Die Milliardenfusion auf dem Höhepunkt der Krise um die Neue Heimat rückte einen Finanzmanager ins Rampenlicht, dessen Namen außerhalb der Versicherungswirtschaft bis dahin kaum jemand kannte. Der aus Herzogenrath, ganz in der Nähe von Aachen, stammende Allianz-Chef Wolfgang Schieren repräsentiert seinen als Spitzenreiter unangefochtenen Versicherungskonzern immerhin in so prestigeträchtigen Aufsichtsräten wie denen von Siemens und Thyssen, MAN, Karstadt und Metallgesellschaft.
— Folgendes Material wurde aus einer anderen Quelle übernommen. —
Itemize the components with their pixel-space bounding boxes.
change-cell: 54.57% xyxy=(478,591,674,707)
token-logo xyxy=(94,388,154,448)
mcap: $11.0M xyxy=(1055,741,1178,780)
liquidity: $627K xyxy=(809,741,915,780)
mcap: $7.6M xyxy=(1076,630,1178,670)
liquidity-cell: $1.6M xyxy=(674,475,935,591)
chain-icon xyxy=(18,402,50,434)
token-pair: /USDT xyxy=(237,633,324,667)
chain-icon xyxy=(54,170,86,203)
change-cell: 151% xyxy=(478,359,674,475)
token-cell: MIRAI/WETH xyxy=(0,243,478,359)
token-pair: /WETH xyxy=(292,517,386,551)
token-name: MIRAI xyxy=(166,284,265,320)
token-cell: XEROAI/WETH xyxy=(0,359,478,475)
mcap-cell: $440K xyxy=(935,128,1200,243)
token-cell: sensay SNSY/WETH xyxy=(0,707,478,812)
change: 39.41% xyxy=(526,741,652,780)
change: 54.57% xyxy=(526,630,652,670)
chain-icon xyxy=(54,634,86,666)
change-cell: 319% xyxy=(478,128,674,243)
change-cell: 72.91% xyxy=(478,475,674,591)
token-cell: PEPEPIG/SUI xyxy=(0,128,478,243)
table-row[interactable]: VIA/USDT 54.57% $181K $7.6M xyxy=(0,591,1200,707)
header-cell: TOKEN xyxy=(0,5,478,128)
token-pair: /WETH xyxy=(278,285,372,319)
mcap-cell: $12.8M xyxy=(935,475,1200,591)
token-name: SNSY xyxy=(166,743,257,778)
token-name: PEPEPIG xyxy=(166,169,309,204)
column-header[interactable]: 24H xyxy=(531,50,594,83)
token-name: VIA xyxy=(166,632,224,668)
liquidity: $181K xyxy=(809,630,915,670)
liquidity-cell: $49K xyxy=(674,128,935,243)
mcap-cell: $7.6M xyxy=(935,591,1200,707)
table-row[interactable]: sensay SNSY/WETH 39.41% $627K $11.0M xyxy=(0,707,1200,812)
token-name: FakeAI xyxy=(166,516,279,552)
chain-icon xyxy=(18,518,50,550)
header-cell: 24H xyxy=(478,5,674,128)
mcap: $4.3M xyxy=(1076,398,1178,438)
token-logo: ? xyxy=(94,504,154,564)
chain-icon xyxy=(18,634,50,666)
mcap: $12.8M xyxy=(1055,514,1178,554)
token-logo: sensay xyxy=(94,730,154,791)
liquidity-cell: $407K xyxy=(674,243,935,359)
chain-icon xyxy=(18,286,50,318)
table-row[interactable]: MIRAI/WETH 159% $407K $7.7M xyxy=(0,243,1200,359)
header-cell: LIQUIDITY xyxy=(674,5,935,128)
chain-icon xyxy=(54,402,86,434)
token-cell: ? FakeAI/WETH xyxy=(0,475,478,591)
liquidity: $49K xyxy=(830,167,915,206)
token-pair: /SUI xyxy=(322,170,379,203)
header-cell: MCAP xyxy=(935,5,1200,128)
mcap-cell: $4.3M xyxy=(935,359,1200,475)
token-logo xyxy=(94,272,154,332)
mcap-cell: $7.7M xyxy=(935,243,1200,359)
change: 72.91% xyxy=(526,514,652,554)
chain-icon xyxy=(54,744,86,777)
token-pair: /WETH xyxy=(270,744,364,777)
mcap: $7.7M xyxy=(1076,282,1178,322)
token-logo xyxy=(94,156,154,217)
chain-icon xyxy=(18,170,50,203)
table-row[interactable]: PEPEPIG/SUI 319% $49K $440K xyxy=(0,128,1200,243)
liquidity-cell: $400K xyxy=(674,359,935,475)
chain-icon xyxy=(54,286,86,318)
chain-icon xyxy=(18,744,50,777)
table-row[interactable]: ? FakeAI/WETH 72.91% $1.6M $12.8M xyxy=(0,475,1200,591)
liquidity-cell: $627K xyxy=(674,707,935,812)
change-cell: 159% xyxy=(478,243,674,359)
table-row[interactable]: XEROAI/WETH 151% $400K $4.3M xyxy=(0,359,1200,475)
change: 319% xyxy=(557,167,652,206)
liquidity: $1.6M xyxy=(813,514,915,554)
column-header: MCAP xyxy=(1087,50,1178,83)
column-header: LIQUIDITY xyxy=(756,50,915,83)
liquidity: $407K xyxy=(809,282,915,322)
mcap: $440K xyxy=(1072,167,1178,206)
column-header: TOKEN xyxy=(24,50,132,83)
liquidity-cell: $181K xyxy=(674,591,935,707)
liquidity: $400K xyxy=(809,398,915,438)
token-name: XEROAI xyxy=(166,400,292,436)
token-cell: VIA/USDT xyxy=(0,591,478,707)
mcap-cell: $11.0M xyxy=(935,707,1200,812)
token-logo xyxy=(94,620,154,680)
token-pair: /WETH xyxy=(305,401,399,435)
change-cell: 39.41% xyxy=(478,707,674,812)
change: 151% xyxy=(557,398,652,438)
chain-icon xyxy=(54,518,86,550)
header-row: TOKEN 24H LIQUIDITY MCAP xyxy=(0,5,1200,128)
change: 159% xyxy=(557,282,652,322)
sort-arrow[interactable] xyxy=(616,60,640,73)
Für den ersten Mann der fünftgrößten deutschen Assekuranzgruppe verzeichnet Hoppenstedts Kompendium „Leitende Männer der Wirtschaft“ außerhalb des Einflußbereichs seiner Gruppe lediglich einen Kontrollsitz beim Eschweiler Bergwerksverein. Mehr als lokale Reputation vermittelt die Mitgliedschaft in der Jury nicht, die alljährlich engagierte Europäer für den Karlspreis nominiert, der im Aachener Rathaus verliehen wird.

Der Publizitätsvorsprung des Münchner Rivalen dürfte ihn gelegentlich gewurmt haben, doch der Aachener Versicherungsmanager verfolgte seine Ziele unauffällig. Gies macht aus seiner vermeintlichen Schwäche denn auch beredt eine Stärke: „Ich habe mich ganz auf dieses Haus konzentrieren können und meine Kraft nicht durch Aufgaben in Verbänden und Gremien gebunden.“ In der Tat kann sich die Leistung des unterschätzten Strategen mit dem krüsseligen grauen Haar und der Napoleon-Statur sehen lassen. Als er anfing, beschäftigte die müde Provinzversicherung gerade etwas mehr als 700 Mitarbeiter. Inzwischen dirigiert Gies eine Belegschaft von rund achttausend Leuten.

Eine glänzende Managerkarriere schien dem in Mönchengladbach geborenen Sohn des Geschäftsführers einer Großhandelsfirma allerdings kaum vorherbestimmt zu sein. Der promovierte Jurist, der seine Dissertation über ein staatsphilosophisches Thema bei Ernst von Hippel in Köln geschrieben hatte, wollte vielmehr zunächst Wirtschaftsprüfer werden. Doch als Angestellter der Deutschen Treuhand-Gesellschaft hatte er 1957 das Glück, am Wiederaufbau des von den Alliierten nach 1945 entflochtenen Düsseldorfer Mannesmann-Konzerns mitwirken zu können. „Ich habe hier in der Praxis gelernt, wie man Unternehmen zusammenführt und wie man die dabei auftretenden wirtschaftlichen und steuerlichen Probleme löst“, beschreibt Gies seine Lehrzeit.

Mit 31 drängte es ihn jedoch ins praktische Geschäft. Damals hielt die Aachener und Münchener gerade nach einem Justitiar Ausschau. Treuhand-Vorstand Baron von Richter gab seinem jungen Mann den Tip, sich um die Position zu bemühen („Da können Sie einen Konzern bauen“) und arrangierte beim damaligen Generaldirektor Lothar Brückner sogar einen Vorstellungstermin. Als er die Vorstandsetage wieder verließ, hatte der junge Familienvater den Job in der Tasche.